To run the pipeline on a remote stack with an artifact store and a Slack alerter, follow these steps:

  1. Install the GCP and Slack integrations for ZenML:

    zenml integration install gcp slack -y
  2. Register the GCP artifact store:

    zenml artifact-store register gcp_store -f gcp --path=gs://PATH_TO_STORE
  3. Register the Slack alerter:

    zenml alerter register slack_alerter -f slack --slack_token=<YOUR_SLACK_TOKEN> --default_slack_channel_id=<YOUR_SLACK_CHANNEL_ID>
  4. Register the stack with the GCP artifact store and Slack alerter:

    zenml stack register -a gcp_store -o default --alerter=slack_alerter --active

Once the stack is registered and set active, the pipeline will run on the remote stack with the GCP artifact store and send alerts to the specified Slack channel.

Running in production: Choose your MLOps stack

ZenML simplifies scaling this pipeline by allowing seamless deployment on production-ready orchestrators like Airflow or Kubeflow. With native versioning on cloud storage and experiment tracking through ZenML's integration with MLflow, you can start locally and effortlessly transition to robust and efficient MLOps pipelines in production, unlocking valuable insights from your enterprise data.
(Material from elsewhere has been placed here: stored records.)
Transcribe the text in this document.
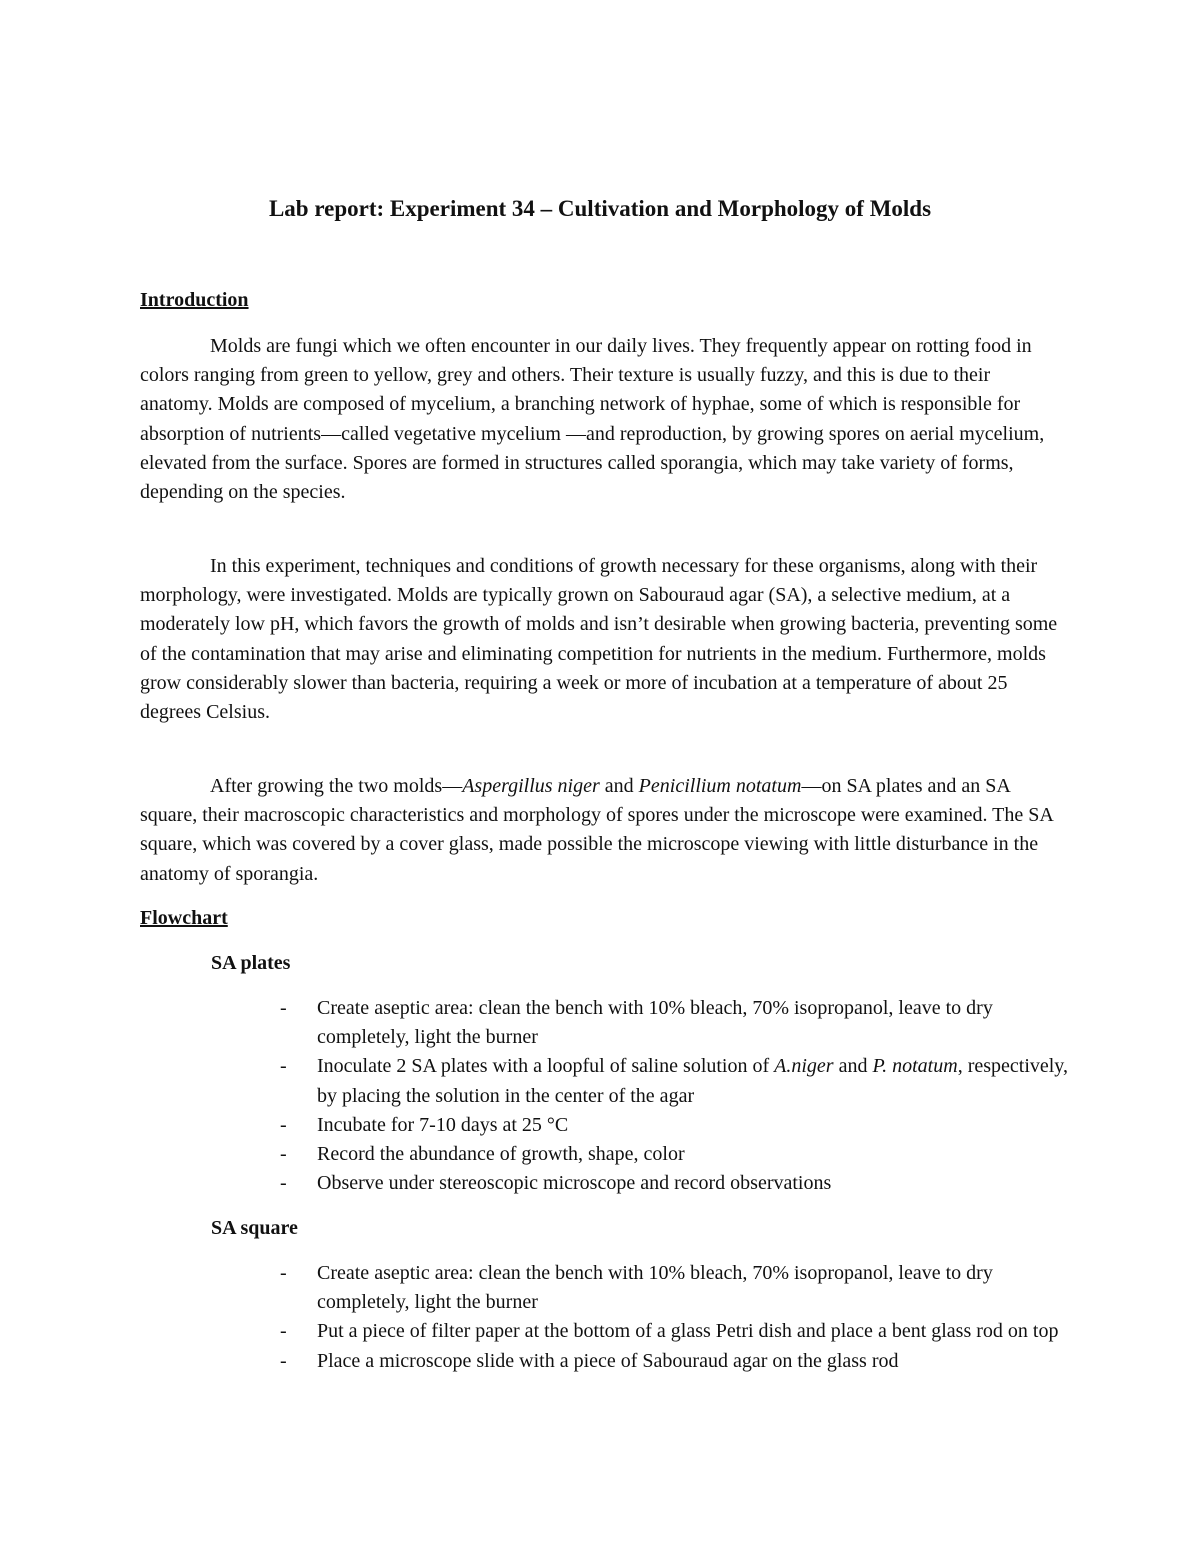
Lab report: Experiment 34 – Cultivation and Morphology of Molds
Introduction

Molds are fungi which we often encounter in our daily lives. They frequently appear on rotting food in colors ranging from green to yellow, grey and others. Their texture is usually fuzzy, and this is due to their anatomy. Molds are composed of mycelium, a branching network of hyphae, some of which is responsible for absorption of nutrients—called vegetative mycelium —and reproduction, by growing spores on aerial mycelium, elevated from the surface. Spores are formed in structures called sporangia, which may take variety of forms, depending on the species.

In this experiment, techniques and conditions of growth necessary for these organisms, along with their morphology, were investigated. Molds are typically grown on Sabouraud agar (SA), a selective medium, at a moderately low pH, which favors the growth of molds and isn’t desirable when growing bacteria, preventing some of the contamination that may arise and eliminating competition for nutrients in the medium. Furthermore, molds grow considerably slower than bacteria, requiring a week or more of incubation at a temperature of about 25 degrees Celsius.

After growing the two molds—Aspergillus niger and Penicillium notatum—on SA plates and an SA square, their macroscopic characteristics and morphology of spores under the microscope were examined. The SA square, which was covered by a cover glass, made possible the microscope viewing with little disturbance in the anatomy of sporangia.

Flowchart
SA plates
- Create aseptic area: clean the bench with 10% bleach, 70% isopropanol, leave to dry completely, light the burner
- Inoculate 2 SA plates with a loopful of saline solution of A.niger and P. notatum, respectively, by placing the solution in the center of the agar
- Incubate for 7-10 days at 25 °C
- Record the abundance of growth, shape, color
- Observe under stereoscopic microscope and record observations
SA square
- Create aseptic area: clean the bench with 10% bleach, 70% isopropanol, leave to dry completely, light the burner
- Put a piece of filter paper at the bottom of a glass Petri dish and place a bent glass rod on top
- Place a microscope slide with a piece of Sabouraud agar on the glass rod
Example: Automate Pipeline Execution with GitHub Actions

To automate the pipeline execution every day, you can use GitHub Actions. First, store your secrets in the GitHub repository's secrets settings. Add the following secrets:

  • GCP_SA_KEY: Your GCP service account key in JSON format.
  • ZENML_URL: The URL of your deployed ZenML instance.
  • ZENML_USERNAME: The username for your deployed ZenML instance.
  • ZENML_PASSWORD: The password for your deployed ZenML instance.
  • ZENML_STACK: The name of the ZenML stack you registered earlier.

Next, create a .github/workflows/main.yml file in your project and add the following content:

name: Daily Summary

on:
  schedule:
    - cron: '0 0 * * *'

jobs:
  run_pipeline:
    runs-on: ubuntu-latest

    steps:
    - name: Checkout repository
      uses: actions/checkout@v3

    - name: Set up Python
      uses: actions/setup-python@v2
      with:
        python-version: 3.8

    - name: Log into GCP
      uses: 'google-github-actions/auth@v1'
      with:
        credentials_json: ${{ secrets.GCP_SA_KEY }}

    - name: Install dependencies
      run: |
        python -m pip install --upgrade pip
        pip install -r src/requirements.txt
        zenml init
        zenml integration install gcp slack -y
        zenml connect --url ${{ secrets.ZENML_URL }} --username ${{ secrets.ZENML_USERNAME }} --password ${{ secrets.ZENML_PASSWORD }}
        zenml stack set ${{ secrets.ZENML_STACK }}
        python src/run.py

    - name: Run pipeline
      run: |
        python run.py

This configuration runs the pipeline every day at midnight. The workflow checks out the repository, sets up Python, logs into GCP, installs dependencies, connects to the deployed ZenML instance, sets the ZenML stack, and runs the pipeline.